夜中、大学の地下で冷蔵庫と対話しながら、今日の朝から読み始めていたオースターの『ムーン・パレス』を読み終える。誰もいない部屋でこちらが深く息をついたあと一瞬の間をおいて冷蔵庫が唸りを発しはじめると、あ、今返事をくれた、と思う。以下太字引用。
いろんなことを考えすぎた、本を読みすぎた若者の情熱と理想主義とに導かれて、僕は、自分がなすべき何かとは何もしないことである、という結論に達した。僕のなすべき行為とは、いかなる行為も戦闘的に拒絶するという行為なのだ。いってみれば、美的次元まで高められたニヒリズム。
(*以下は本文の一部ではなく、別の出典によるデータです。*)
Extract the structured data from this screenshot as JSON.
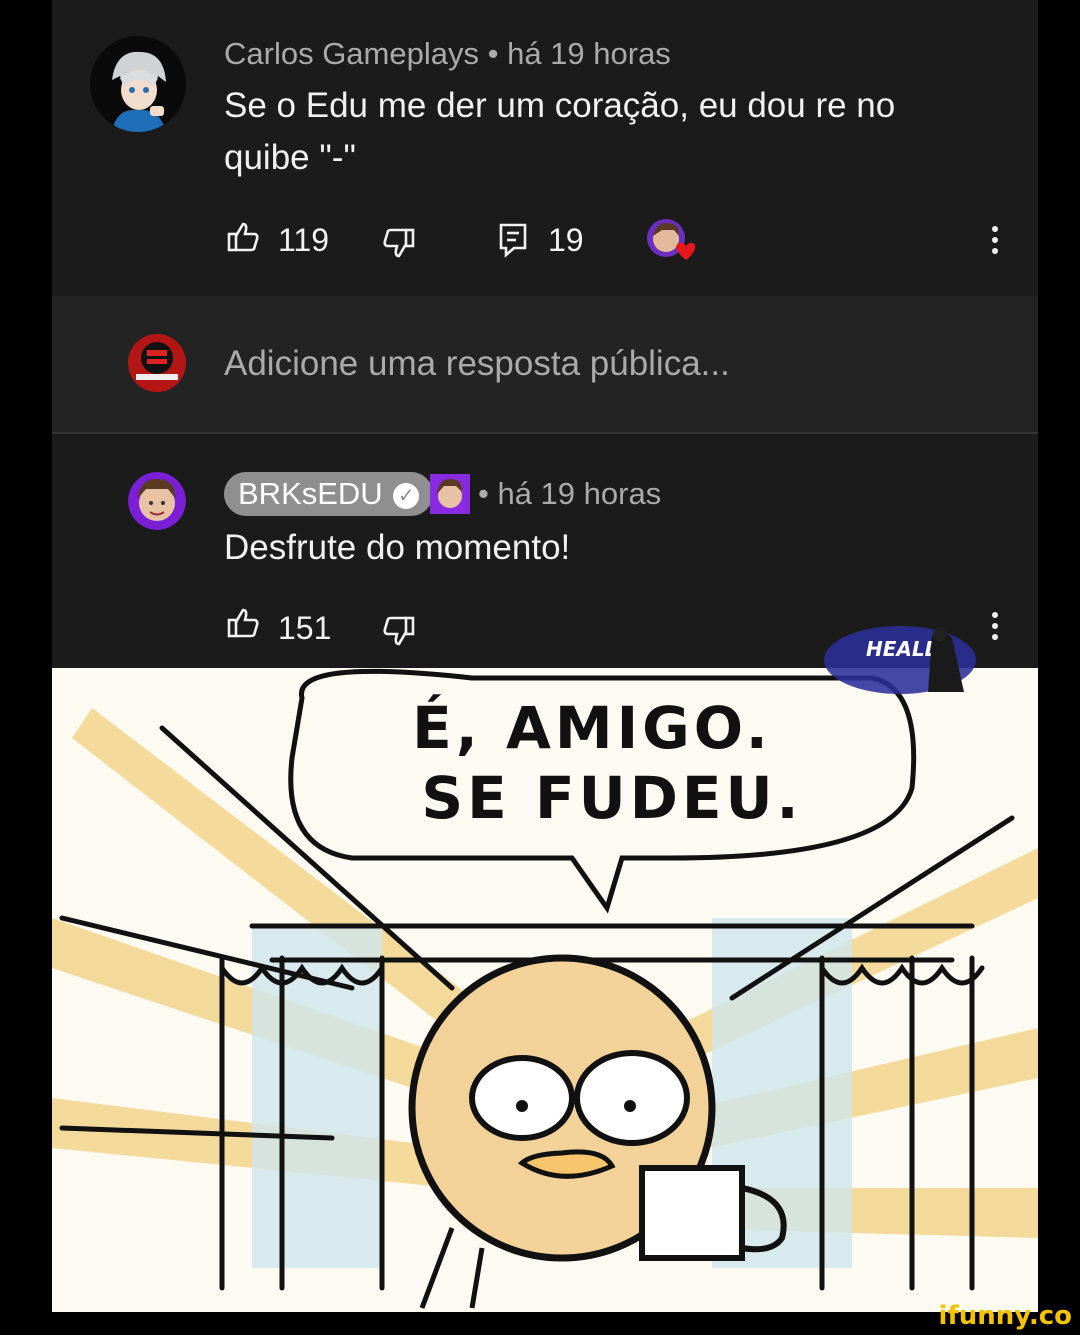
{
  "comment": {
    "author": "Carlos Gameplays",
    "time": "• há 19 horas",
    "text": "Se o Edu me der um coração, eu dou re no quibe \"-\"",
    "likes": "119",
    "replies": "19"
  },
  "reply_box": {
    "placeholder": "Adicione uma resposta pública..."
  },
  "reply": {
    "author": "BRKsEDU",
    "time": "• há 19 horas",
    "text": "Desfrute do momento!",
    "likes": "151"
  },
  "meme": {
    "line1": "É, AMIGO.",
    "line2": "SE FUDEU."
  },
  "overlay_logo": "HEALL",
  "watermark": "ifunny.co",
  "colors": {
    "background": "#1b1b1b",
    "reply_box": "#232323",
    "heart": "#e5191b",
    "chip": "#8f8f8f",
    "watermark": "#f5c400"
  }
}
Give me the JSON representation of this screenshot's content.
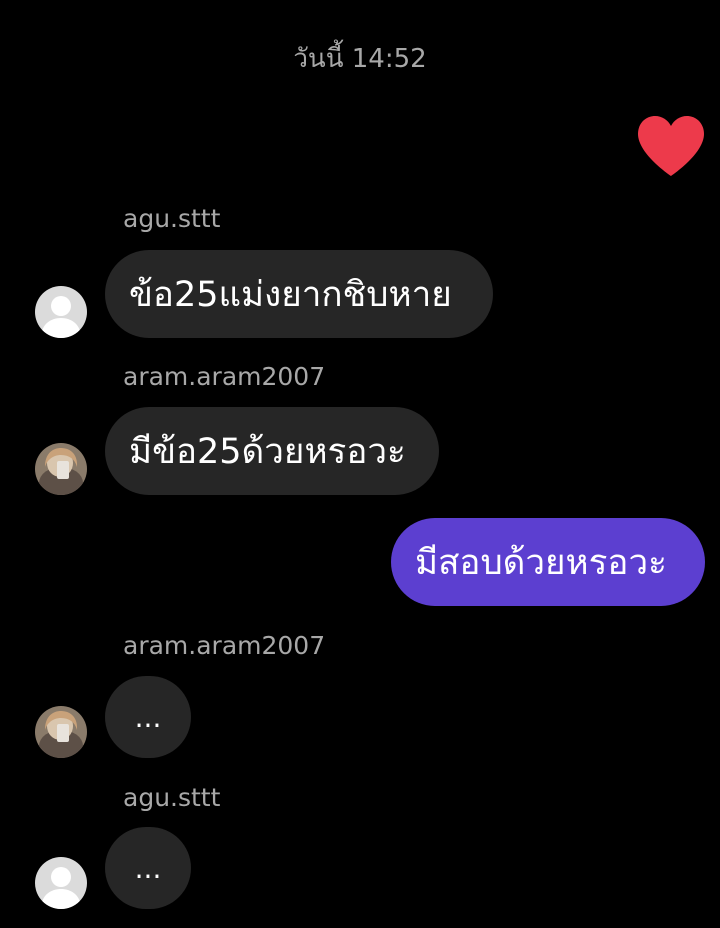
{
  "header": {
    "timestamp": "วันนี้ 14:52"
  },
  "reaction": {
    "icon": "heart-icon",
    "color": "#ed3a4b"
  },
  "messages": [
    {
      "sender": "agu.sttt",
      "text": "ข้อ25แม่งยากชิบหาย",
      "direction": "incoming",
      "avatar": "default-avatar-icon"
    },
    {
      "sender": "aram.aram2007",
      "text": "มีข้อ25ด้วยหรอวะ",
      "direction": "incoming",
      "avatar": "photo-avatar"
    },
    {
      "sender": "",
      "text": "มีสอบด้วยหรอวะ",
      "direction": "outgoing"
    },
    {
      "sender": "aram.aram2007",
      "text": "...",
      "direction": "incoming",
      "avatar": "photo-avatar"
    },
    {
      "sender": "agu.sttt",
      "text": "...",
      "direction": "incoming",
      "avatar": "default-avatar-icon"
    }
  ],
  "colors": {
    "background": "#000000",
    "incoming_bubble": "#262626",
    "outgoing_bubble": "#5c3fd0",
    "meta_text": "#a8a8a8"
  }
}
僕はわが人生を一個の芸術作品に仕立て上げるのだ。
「君は夢想家だからなあ」と彼は言った。「君の心は月に行ってしまっておる。たぶんこれからもずっとそうだろう。君には野心というものがないし、金にもまるで興味がない。芸術に入れ込むには哲学者すぎる。どうしたものかなあ。君には面倒を見てくれる人間が必要なんだ。腹にちゃんと食い物が入って、ポケットに何がしかの金があるよう気をつけてくれる人間が必要なんだ。わしがいなくなったら、君はまた元に戻ってしまうだろう」
すべては結びつきの欠如と、タイミングの悪さと、無知ゆえの盲動の結果だったのだ。僕らはつねに間違った時間にしかるべき場所にいて、しかるべき時間に間違った場所にいて、つねにあと一歩のところでたがいを見出しそこない、ほんのわずかのずれゆえに状況全体を見通しそこねていたのだ。
「何を見ても何かを思い出す」というヘミングウェイのまだ読んでいない短編のタイトルが急に思い浮かんで、その通りだなと思う。凡そ記憶を喚起しない事物というものが身の周りから少なくなりつつある。それはなんだか親しみに満ちた柔らかな牢獄のようだ。何も思い出さないものを見に行かなくてはならない。